Langs de veldwegen aan de bovenrand van het bos bloeit in april het Fluitenkruid (Anthryscus sylvestris).
Het kalkgraslandje aan de rand van de Keverberg herbergt heel wat fraaie soorten zoals Kleine pimpernel (Sanguisorba minor), Grasklokje (Campanula rotundifolia), Geel walstro (Galium verum), Wilde marjolein (Origanum vulgare), Wilde akelei (Aquileia vulgaris), Beemdkroon (Knautia arvenis), Ruig viooltje (Viola hirta) en Knoopkruid (Centaurea jacea). Enkele fraaie grassen hier zijn Zeegroene zegge (Carex flacca), Voorjaarszegge (Carex caryophyllea) en Bevertjes (Briza media).
Fauna.
Door de hoge kalkrijkdom van de bodem kan de Wijngaardslak (
Helix pomatias
) in het bos leven. In het verleden zijn er ook Vuursalamanders (
Salamandra salamandra ) uitgezet. Op het kalkgrasland leeft de Heideslak (Helicella itala). In het bos leven allerlei bosvogels als Roodborst (Erithacus rubecula), Merel (Turdus merula), Zanglijster (Turdus philopemos), Vink (Fringilla coelebs), Vlaamse gaai (Garulus glandarius) en Tjiftjaf (Phyloscopus collybita).

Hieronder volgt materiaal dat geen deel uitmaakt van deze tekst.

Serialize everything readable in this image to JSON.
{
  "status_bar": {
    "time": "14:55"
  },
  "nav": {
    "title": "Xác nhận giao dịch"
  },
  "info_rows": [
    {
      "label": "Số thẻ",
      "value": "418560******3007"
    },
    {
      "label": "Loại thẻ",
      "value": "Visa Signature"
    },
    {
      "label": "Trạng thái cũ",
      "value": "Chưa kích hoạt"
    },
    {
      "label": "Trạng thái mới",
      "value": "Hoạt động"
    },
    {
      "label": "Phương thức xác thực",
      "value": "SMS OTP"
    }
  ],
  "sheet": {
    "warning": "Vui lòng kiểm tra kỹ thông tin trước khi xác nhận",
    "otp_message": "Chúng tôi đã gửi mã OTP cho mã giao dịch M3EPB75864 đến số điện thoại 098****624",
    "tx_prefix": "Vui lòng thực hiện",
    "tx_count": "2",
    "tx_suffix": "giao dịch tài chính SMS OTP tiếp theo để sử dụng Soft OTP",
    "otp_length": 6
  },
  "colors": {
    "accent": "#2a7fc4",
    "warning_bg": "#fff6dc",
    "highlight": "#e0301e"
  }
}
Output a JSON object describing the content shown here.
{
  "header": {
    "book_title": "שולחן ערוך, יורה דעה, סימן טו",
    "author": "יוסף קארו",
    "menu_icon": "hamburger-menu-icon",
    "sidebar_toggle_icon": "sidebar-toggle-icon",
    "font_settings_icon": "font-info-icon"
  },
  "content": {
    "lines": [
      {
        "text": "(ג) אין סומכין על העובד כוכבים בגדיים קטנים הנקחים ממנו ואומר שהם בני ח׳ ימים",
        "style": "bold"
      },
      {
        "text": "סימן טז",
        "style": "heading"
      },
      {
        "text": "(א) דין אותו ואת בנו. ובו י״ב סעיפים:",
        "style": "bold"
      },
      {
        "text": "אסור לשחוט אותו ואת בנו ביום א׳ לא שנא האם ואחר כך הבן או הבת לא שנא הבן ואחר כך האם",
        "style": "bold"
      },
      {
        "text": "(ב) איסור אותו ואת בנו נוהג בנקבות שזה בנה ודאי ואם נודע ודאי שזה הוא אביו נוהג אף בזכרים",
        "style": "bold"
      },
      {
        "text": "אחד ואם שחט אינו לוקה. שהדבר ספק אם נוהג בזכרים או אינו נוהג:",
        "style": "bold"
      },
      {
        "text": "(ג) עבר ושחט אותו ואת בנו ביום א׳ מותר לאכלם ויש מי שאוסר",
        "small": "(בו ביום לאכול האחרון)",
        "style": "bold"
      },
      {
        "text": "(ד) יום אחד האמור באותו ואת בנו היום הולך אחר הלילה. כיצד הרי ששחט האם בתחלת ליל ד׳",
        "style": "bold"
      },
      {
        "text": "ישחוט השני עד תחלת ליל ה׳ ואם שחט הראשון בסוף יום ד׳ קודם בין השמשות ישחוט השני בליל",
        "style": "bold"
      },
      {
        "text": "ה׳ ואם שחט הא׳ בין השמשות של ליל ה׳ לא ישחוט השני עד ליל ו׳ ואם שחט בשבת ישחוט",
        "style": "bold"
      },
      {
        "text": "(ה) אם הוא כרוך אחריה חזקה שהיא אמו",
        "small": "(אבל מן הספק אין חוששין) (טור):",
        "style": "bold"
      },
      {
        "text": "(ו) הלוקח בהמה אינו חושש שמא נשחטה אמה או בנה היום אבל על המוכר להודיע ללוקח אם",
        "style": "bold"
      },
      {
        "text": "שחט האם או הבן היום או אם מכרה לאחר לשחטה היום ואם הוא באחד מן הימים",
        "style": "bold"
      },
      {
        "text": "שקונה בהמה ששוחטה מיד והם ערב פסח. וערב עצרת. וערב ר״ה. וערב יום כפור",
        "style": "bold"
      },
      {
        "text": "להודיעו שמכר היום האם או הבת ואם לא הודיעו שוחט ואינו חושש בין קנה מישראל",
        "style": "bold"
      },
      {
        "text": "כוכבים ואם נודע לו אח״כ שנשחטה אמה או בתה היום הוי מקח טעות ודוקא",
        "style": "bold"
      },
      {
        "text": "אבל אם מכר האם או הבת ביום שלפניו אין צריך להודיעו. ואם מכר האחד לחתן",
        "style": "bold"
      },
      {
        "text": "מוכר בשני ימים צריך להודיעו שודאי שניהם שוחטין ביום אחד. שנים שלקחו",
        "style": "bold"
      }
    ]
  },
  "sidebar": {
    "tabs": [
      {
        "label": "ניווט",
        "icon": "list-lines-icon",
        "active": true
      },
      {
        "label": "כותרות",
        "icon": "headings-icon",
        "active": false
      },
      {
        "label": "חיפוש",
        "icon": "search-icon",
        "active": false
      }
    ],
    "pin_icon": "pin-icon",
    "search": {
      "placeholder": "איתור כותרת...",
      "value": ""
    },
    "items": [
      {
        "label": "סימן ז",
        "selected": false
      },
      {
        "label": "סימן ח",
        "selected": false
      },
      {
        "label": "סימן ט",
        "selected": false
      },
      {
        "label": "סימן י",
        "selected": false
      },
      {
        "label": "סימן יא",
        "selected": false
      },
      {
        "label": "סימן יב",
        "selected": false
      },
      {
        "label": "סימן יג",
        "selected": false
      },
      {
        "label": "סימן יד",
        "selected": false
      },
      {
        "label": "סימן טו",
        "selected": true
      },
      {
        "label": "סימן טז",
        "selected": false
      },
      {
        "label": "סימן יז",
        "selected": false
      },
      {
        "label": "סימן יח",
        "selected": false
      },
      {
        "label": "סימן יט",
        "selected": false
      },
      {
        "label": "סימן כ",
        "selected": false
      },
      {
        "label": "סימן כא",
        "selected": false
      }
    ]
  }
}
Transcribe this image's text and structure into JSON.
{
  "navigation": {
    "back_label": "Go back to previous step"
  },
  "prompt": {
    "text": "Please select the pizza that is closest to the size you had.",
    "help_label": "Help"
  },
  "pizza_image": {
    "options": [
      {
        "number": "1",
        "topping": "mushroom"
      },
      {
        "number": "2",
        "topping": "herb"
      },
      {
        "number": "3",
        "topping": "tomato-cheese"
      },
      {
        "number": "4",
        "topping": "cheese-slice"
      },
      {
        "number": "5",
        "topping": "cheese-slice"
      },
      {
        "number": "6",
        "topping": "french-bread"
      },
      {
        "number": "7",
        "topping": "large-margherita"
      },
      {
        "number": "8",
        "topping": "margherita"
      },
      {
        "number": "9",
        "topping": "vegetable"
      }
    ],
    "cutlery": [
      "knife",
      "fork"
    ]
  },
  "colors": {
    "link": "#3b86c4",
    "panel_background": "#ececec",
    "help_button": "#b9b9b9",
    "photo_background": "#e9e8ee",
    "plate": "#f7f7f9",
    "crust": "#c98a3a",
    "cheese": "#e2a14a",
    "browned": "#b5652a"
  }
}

Op de Keverberg leeft ook het Vroedmeesterpadje (Alytes obstetricans).
Onderweg in het gebied.
Het gebied wordt door enkele paden doorsneden. Het beste begin je bij het einde van de weg die meteen na de tunnel onder de A-76, komende vanuit Heerlen, linksaf slaat. Bovenaan loop je eerst een stuk door de weilanden langs de bovenrand van het bos waarna het pad vanzelf het bos in draait. Na een tijdje daal je via een trappenpad af tot aan de bosrand. Voor het kalkgraslan van de Keverberg ga je hier linksaf, langs een mooie hoogstamboomgaard. Wil je daar niet heen of heb je het al gezien, dan ga je onderaan de trap rechtsaf, passeert het bronnetje, de kalkovens en klimt dan bergop naar de kalkwand. Het pad door het bos verder volgend kom je vanzelf weer uit bij het startpunt.
Tijd.
Voor een bezoek aan het gebied is het voorjaar, van eind maart tot half mei de beste tijd. Het gebied is niet bijzonder groot, dus een bezoek duurt circa 1 tot 2 uur.